Plus fort, un renvoi aux croisades et la responsabilité du massacre d’Oslo attribuée aux tenants du multiculturalisme:

« Ce qui s’est passé en Norvège n’est pas le seul fruit de pratiques de langage. C’est le résultat d’une cause émotionnelle bien plus profonde, qui pousse l’individu à vouloir éradiquer l’idéologie qui présente l’homme comme un être abstrait, qui ne serait pas relié de manière fondamentale à des racines culturelles et religieuses. (…) C’est sans aucun doute ce qui anime Anders Breivik, car il hait l’idée de l’homme sans culture et, par esprit de contrariété, est devenu excessivement concret. En pensée et en action. Il est devenu cet homme qui veut freiner cette relativisation infinie de ce dont nous venons, et qui pour cette raison commence à se battre.

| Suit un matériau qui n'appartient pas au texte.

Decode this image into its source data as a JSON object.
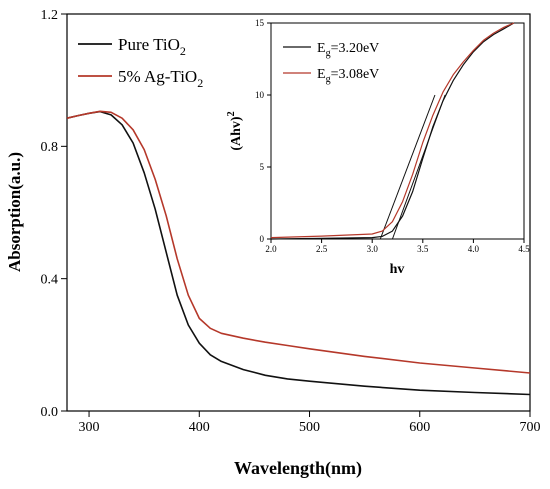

Il illustre de ce fait tout d’abord que c’est un danger mortel que de manipuler l’identité culturelle des gens, et ensuite que des schémas de l’histoire mondiale se répètent. A cette occasion, il a été démontré de manière éclatante que Breivik s’est comporté comme un chevalier des anciennes croisades. Les temps sont autres, mais l’instinct de base demeure, et c’est justement cet instinct immémorial que l’on néglige de manière catastrophique en rêvant d’une société multiculturelle »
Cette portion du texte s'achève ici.